Sunday, September 25, 2022

Achtung!

I'm trying to get upset about this, and somehow I just can't manage it. All I'm getting is: "Ox. Gored. Whose?" Because part of me wants to say: "Is Twitter really all that important?" Well, there is that; but when someone tries to establish such a law, and it gets past the Supremes (hello, 5th Circuit!), I'll be concerned. And oddly, I don't have to rag on Germany to get there, already. This is an interesting observation. Except until after the 14th Amendment was passed, the 1st Amendment didn't apply to the states, at all. And 1st Amendment jurisprudence as we think we know it today was formed knottily (Brandenburg finally overruled that "fire in a crowded theater" nonsense, but tout le Twitter thinks the latter is still good law. Go figure.). And that's a lot of it. First Amendment "law" is more honored in the breach than in the keeping, and most of what "free speech" is, is what we think it is. Which leads me to say this: Germany has a very recent history of the effects of hate speech on Europe and on Germans. The U.S. does not, and in fact has a short but robust history that encourages even hate speech, on the principle (a good or bad one is another matter) that it will be pushed out of "the marketplace of ideas" (a terrible metaphor) by more non-hate speech. Germany, obviously, does not share that view; and with what they think is good reason, too. I gotta say, that's almost a compelling argument.
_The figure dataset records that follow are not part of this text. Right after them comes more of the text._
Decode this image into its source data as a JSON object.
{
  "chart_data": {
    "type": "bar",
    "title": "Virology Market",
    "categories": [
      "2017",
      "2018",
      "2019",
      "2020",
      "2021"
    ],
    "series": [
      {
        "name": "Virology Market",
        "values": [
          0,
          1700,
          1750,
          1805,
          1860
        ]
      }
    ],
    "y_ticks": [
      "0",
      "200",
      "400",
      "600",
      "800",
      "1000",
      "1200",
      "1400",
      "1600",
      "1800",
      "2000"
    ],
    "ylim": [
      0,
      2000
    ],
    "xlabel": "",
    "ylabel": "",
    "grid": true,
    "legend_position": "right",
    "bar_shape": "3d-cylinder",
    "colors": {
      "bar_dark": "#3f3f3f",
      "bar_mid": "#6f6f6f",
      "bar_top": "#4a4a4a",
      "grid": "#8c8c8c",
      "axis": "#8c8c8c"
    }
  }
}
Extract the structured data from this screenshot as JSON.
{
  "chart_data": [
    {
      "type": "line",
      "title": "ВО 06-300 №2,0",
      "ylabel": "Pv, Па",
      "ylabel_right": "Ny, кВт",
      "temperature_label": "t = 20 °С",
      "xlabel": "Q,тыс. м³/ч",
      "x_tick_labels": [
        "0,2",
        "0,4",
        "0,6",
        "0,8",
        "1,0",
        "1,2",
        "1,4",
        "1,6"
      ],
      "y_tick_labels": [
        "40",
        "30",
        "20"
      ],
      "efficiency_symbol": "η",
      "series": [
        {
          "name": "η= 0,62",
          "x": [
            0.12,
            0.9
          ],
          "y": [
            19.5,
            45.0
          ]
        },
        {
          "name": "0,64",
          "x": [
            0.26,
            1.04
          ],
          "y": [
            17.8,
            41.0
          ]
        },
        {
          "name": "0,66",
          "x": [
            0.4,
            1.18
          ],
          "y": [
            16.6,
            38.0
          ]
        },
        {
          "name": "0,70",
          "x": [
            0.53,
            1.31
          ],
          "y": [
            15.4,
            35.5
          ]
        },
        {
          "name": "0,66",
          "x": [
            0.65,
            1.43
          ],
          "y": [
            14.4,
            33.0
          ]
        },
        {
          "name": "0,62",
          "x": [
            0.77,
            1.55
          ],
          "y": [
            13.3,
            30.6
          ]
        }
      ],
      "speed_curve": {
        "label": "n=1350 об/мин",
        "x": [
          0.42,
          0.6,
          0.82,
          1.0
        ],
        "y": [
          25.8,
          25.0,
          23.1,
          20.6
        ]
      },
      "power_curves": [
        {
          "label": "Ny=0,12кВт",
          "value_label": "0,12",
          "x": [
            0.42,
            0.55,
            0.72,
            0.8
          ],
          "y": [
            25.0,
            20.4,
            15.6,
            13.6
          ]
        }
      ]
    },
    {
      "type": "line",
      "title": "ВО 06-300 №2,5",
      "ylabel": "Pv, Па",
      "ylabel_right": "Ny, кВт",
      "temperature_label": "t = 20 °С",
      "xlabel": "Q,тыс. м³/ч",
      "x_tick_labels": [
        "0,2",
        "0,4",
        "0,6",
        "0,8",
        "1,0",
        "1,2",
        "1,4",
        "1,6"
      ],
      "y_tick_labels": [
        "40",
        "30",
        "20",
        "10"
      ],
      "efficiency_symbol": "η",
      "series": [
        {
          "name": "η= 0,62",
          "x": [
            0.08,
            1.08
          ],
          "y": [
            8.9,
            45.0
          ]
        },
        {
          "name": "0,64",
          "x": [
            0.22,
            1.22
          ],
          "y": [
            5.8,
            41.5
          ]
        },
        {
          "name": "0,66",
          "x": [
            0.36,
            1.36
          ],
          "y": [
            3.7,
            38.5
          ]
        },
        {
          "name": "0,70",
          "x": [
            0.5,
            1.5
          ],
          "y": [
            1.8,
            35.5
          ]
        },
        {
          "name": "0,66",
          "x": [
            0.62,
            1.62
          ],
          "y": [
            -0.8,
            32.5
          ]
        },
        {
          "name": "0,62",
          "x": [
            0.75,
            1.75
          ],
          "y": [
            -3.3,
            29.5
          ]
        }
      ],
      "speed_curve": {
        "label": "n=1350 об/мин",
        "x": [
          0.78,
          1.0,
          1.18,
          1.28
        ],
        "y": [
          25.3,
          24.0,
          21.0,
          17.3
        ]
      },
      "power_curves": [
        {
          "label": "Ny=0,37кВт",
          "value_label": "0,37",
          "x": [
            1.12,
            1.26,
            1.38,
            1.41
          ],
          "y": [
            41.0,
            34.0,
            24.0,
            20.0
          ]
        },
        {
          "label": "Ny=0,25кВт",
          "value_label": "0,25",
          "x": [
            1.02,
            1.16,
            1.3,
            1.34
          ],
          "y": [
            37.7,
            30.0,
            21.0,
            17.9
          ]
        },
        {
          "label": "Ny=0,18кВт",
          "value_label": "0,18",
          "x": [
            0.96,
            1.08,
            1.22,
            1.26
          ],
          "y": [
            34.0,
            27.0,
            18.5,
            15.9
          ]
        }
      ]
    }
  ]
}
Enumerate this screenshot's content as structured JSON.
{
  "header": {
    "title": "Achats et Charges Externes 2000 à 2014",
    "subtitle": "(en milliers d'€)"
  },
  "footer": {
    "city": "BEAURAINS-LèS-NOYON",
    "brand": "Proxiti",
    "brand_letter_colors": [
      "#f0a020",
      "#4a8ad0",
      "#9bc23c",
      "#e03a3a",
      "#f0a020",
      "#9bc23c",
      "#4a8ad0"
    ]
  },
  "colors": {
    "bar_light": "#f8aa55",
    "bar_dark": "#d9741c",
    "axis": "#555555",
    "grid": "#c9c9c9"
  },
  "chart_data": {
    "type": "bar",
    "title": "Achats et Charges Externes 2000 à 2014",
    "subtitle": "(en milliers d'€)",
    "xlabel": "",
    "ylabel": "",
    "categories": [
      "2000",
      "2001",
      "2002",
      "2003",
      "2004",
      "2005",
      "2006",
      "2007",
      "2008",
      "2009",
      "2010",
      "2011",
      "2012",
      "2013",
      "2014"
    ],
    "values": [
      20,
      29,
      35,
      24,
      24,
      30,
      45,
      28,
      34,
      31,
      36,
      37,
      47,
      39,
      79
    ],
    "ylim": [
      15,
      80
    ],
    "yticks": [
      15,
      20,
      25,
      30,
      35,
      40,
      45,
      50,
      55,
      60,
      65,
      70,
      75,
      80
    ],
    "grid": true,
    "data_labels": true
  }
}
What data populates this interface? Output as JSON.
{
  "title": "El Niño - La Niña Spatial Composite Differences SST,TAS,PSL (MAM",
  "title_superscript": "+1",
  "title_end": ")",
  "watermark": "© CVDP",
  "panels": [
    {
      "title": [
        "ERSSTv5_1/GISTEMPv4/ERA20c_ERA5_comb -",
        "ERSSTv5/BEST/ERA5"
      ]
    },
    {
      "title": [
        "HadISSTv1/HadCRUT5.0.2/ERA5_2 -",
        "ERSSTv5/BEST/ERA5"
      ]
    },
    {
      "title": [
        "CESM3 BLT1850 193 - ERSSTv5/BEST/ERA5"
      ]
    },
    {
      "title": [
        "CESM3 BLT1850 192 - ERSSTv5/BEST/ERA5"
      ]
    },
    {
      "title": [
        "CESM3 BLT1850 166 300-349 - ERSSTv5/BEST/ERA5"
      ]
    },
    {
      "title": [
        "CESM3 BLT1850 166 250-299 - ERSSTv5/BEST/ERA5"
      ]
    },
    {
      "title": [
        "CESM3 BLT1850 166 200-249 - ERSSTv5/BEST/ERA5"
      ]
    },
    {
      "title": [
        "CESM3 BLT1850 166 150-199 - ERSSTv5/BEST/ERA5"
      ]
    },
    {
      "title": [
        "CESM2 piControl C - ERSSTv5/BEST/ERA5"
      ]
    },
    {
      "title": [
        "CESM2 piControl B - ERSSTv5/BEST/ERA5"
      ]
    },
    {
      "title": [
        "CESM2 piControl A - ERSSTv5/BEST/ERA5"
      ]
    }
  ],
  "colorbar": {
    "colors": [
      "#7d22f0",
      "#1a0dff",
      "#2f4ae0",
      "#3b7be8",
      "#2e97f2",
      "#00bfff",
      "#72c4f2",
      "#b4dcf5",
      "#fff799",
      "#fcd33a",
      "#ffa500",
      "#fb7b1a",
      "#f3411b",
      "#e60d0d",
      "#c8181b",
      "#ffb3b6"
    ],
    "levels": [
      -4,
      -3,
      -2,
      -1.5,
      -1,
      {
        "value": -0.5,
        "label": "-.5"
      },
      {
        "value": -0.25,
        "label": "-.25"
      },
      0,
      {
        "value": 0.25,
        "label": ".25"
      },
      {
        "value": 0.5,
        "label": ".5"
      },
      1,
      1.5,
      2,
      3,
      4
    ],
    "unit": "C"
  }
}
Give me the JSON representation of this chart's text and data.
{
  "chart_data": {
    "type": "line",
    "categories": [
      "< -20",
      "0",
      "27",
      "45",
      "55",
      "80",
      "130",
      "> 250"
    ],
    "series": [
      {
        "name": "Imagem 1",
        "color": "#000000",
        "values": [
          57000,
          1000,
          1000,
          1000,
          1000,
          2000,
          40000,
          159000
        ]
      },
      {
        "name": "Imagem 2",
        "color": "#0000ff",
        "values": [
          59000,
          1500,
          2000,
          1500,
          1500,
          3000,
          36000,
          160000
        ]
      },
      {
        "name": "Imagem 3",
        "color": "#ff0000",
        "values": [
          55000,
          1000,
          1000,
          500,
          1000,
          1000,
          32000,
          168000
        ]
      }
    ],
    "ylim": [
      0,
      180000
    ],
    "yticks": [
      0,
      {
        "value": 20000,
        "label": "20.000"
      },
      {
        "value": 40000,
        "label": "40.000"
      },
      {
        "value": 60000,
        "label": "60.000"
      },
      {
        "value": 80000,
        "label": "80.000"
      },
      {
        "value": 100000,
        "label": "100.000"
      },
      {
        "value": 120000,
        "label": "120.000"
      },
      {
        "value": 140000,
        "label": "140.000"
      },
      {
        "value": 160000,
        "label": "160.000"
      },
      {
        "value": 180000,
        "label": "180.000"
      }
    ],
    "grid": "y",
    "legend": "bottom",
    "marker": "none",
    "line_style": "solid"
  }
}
The logic of the original tweet (expressed explicitly later) is that some other country is going to get ideas from Putin and invade their neighbors. Just because Germany decides to use its police powers to track down internet posters doesn’t mean the rest of us will follow suit. It’s an idiotic slippery slope argument. Germany decided to exterminate the Jews, but nobody tried to copy-cat that. Germany actually got its race and eugenics laws from America, so there can be an argument for not passing bad laws. But that’s a worry I can only have about America, since I can’t do anything about German law.

As Candide said, we have to tend our own garden. I can’t change what Germany is doing, and worrying about it won’t add one hair to my head.
You’re making me think better and better of that whole “shut down the internet” idea. I mean, that shouldn’t be happening to you, but that’s what the internet is, now.